There is no subject of which mankind is more profoundly ignorant than the problem of consciousness.  It must be a natural phenomena, but we may never fully understand how or why it emerges from natural processes.

Table of Contents

Three Great Unanswered Questions
Modern science has given us a remarkable understanding of the universe in which we live.  Except for situations involving extremely high energies and some questions related to cosmology, the standard model in physics is accurate and comprehensive.  Cosmology has provided an answer to the great question of how the universe was created.  The theory of evolution has provided an answer to the question of our own origins. Important unanswered questions certainly remain; e.g. regarding the inconsistency of quantum theory and general relativity in physics, the nature of dark matter and energy in cosmology, and many of the details of the biology of the human body.  However, there are very few profound, fundamental unanswered questions left.

I believe that there are three such questions1:

  1. How did life begin on earth?  – We know that once life began replicating, evolution by natural selection provided a mechanism for it to change and become more complex.  But we do not understand the origin of the first “replicator”, to use Richard Dawkin’s terminology2.
  2. Is there extraterrestrial life? – It seems highly probably that because life originated on earth, it has originated independently elsewhere in the universe.  However, no evidence to support this hypothesis has yet been found.
  3. What is consciousness? – How is it that consciousness can provide us with such a rich and intense experience?  How do we feel emotion, pleasure, and pain?

The first question is indeed profound, however numerous plausible theories for the origin of life of been proposed3.  Whether or not we ever solve this mystery is simply a question of whether supporting evidence for any of the theories will be found.  It would be a huge advance if life could be created from inanimate matter in the laboratory.  This is extremely challenging because of its complexity, but the fundamental knowledge to do so seems to exist.

I suspect that the answer to the second question is close at hand.  Regarding that question, in the past 20 years roughly 1000 extrasolar planets have been discovered4.  As our ability to explore these planets improves, evidence for extraterrestrial life should emerge.

On the other hand, in my opinion the third question, the nature of consciousness, is the most profound and difficult problem facing science today.  Indeed, the deepest mysteries of consciousness may never be solved.
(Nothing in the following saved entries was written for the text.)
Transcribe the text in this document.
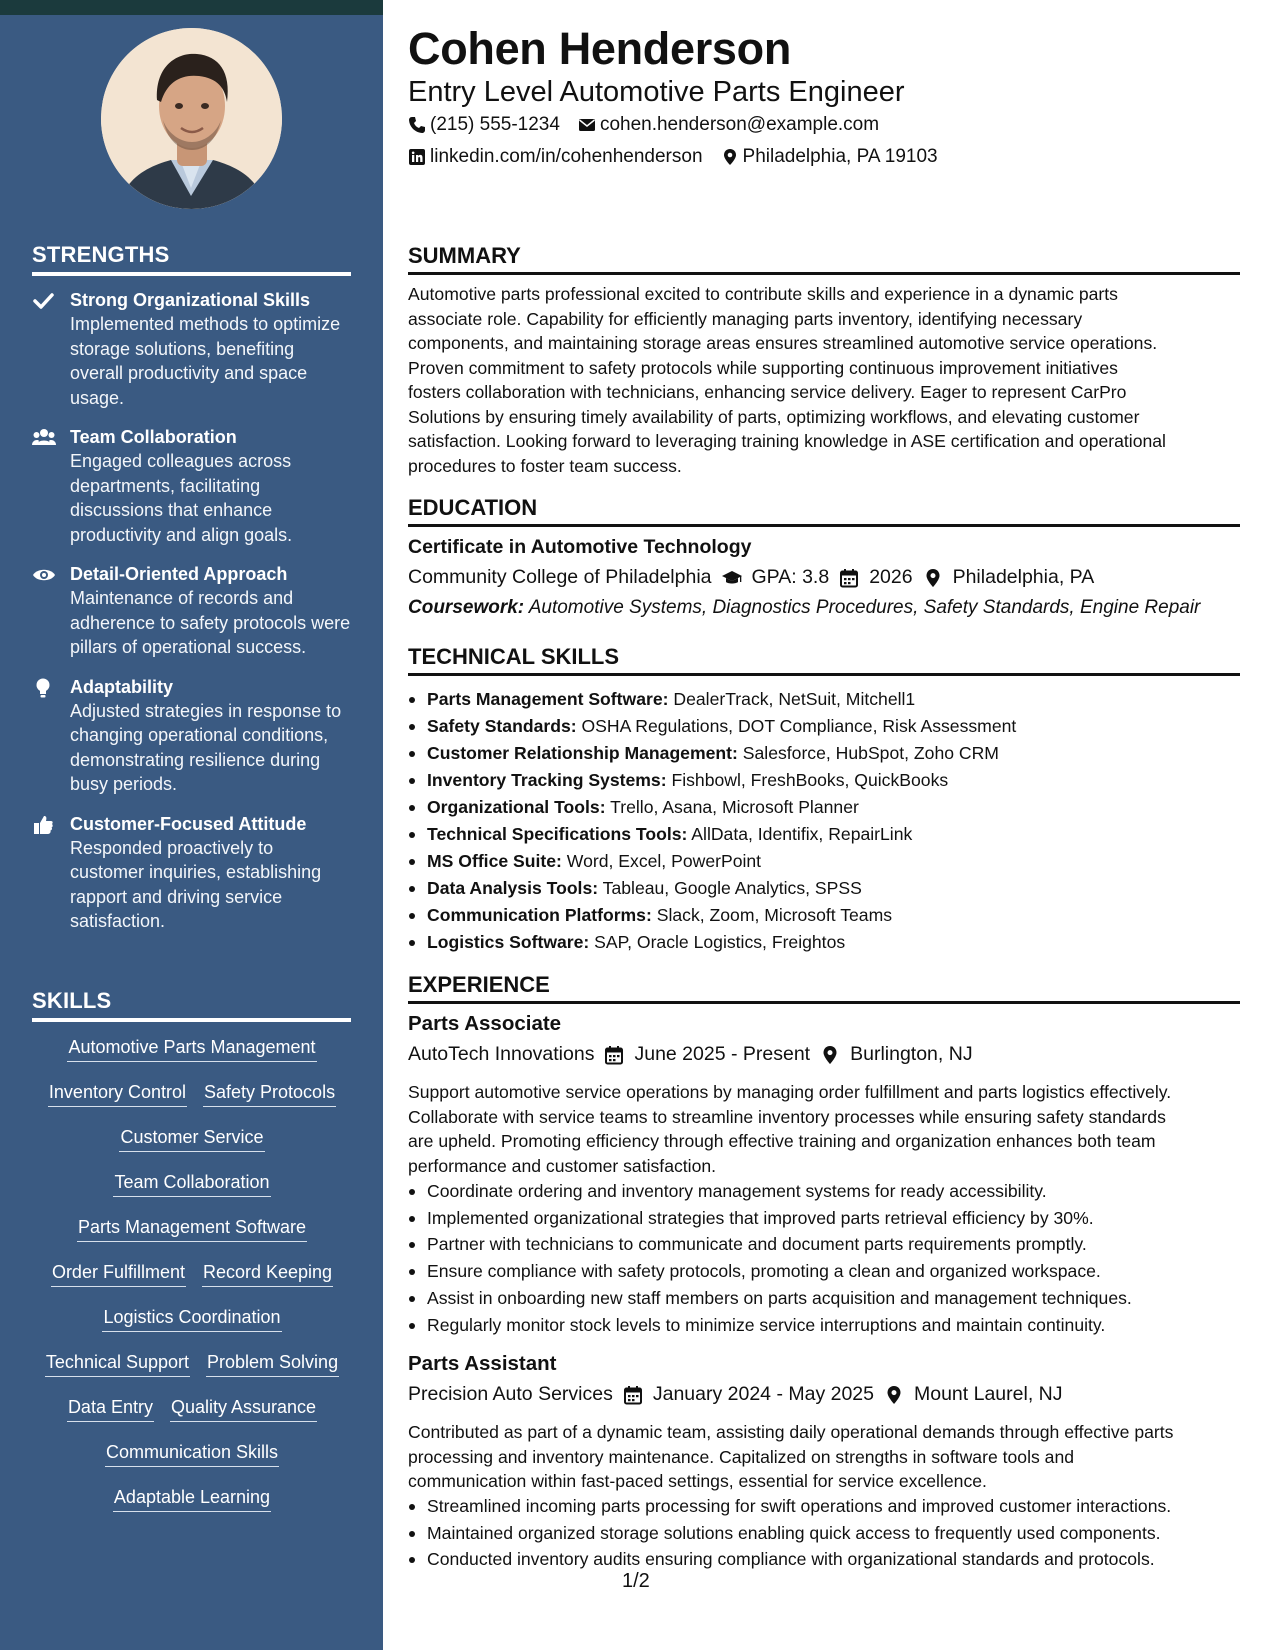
STRENGTHS
Strong Organizational Skills
Implemented methods to optimize storage solutions, benefiting overall productivity and space usage.
Team Collaboration
Engaged colleagues across departments, facilitating discussions that enhance productivity and align goals.
Detail-Oriented Approach
Maintenance of records and adherence to safety protocols were pillars of operational success.
Adaptability
Adjusted strategies in response to changing operational conditions, demonstrating resilience during busy periods.
Customer-Focused Attitude
Responded proactively to customer inquiries, establishing rapport and driving service satisfaction.
SKILLS
Automotive Parts Management
Inventory Control Safety Protocols
Customer Service
Team Collaboration
Parts Management Software
Order Fulfillment Record Keeping
Logistics Coordination
Technical Support Problem Solving
Data Entry Quality Assurance
Communication Skills
Adaptable Learning
Cohen Henderson
Entry Level Automotive Parts Engineer
(215) 555-1234 cohen.henderson@example.com
linkedin.com/in/cohenhenderson Philadelphia, PA 19103
SUMMARY
Automotive parts professional excited to contribute skills and experience in a dynamic parts
associate role. Capability for efficiently managing parts inventory, identifying necessary
components, and maintaining storage areas ensures streamlined automotive service operations.
Proven commitment to safety protocols while supporting continuous improvement initiatives
fosters collaboration with technicians, enhancing service delivery. Eager to represent CarPro
Solutions by ensuring timely availability of parts, optimizing workflows, and elevating customer
satisfaction. Looking forward to leveraging training knowledge in ASE certification and operational
procedures to foster team success.
EDUCATION
Certificate in Automotive Technology
Community College of Philadelphia GPA: 3.8 2026 Philadelphia, PA
Coursework: Automotive Systems, Diagnostics Procedures, Safety Standards, Engine Repair
TECHNICAL SKILLS
Parts Management Software: DealerTrack, NetSuit, Mitchell1
Safety Standards: OSHA Regulations, DOT Compliance, Risk Assessment
Customer Relationship Management: Salesforce, HubSpot, Zoho CRM
Inventory Tracking Systems: Fishbowl, FreshBooks, QuickBooks
Organizational Tools: Trello, Asana, Microsoft Planner
Technical Specifications Tools: AllData, Identifix, RepairLink
MS Office Suite: Word, Excel, PowerPoint
Data Analysis Tools: Tableau, Google Analytics, SPSS
Communication Platforms: Slack, Zoom, Microsoft Teams
Logistics Software: SAP, Oracle Logistics, Freightos
EXPERIENCE
Parts Associate
AutoTech Innovations June 2025 - Present Burlington, NJ
Support automotive service operations by managing order fulfillment and parts logistics effectively.
Collaborate with service teams to streamline inventory processes while ensuring safety standards
are upheld. Promoting efficiency through effective training and organization enhances both team
performance and customer satisfaction.
Coordinate ordering and inventory management systems for ready accessibility.
Implemented organizational strategies that improved parts retrieval efficiency by 30%.
Partner with technicians to communicate and document parts requirements promptly.
Ensure compliance with safety protocols, promoting a clean and organized workspace.
Assist in onboarding new staff members on parts acquisition and management techniques.
Regularly monitor stock levels to minimize service interruptions and maintain continuity.
Parts Assistant
Precision Auto Services January 2024 - May 2025 Mount Laurel, NJ
Contributed as part of a dynamic team, assisting daily operational demands through effective parts
processing and inventory maintenance. Capitalized on strengths in software tools and
communication within fast-paced settings, essential for service excellence.
Streamlined incoming parts processing for swift operations and improved customer interactions.
Maintained organized storage solutions enabling quick access to frequently used components.
Conducted inventory audits ensuring compliance with organizational standards and protocols.
1/2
Definitions & Types of Consciousness
Many philosophers believe that consciousness is essentially a primitive, that “there is a broadly shared underlying intuition about what consciousness is”5.  I agree, although there are several slightly different uses of the word “consciousness”, and we must be clear about which one applies in this case.  Dictionary.com defines consciousness as “awareness of one’s own existence, sensations, thoughts, surroundings, etc.”6.  The Stanford Encyclopedia of Philosophy provides definitions for several different uses of the word.  The most appropriate in this context are the senses of “sentience” and “wakefulness”, i.e., “An animal, person, or other cognitive system may be regarded as conscious… in the generic sense of simply being a sentient creature, one capable of sensing and responding to its world… One might further require that the organism actually be exercising such a capacity rather than merely having the ability or disposition to do so”7.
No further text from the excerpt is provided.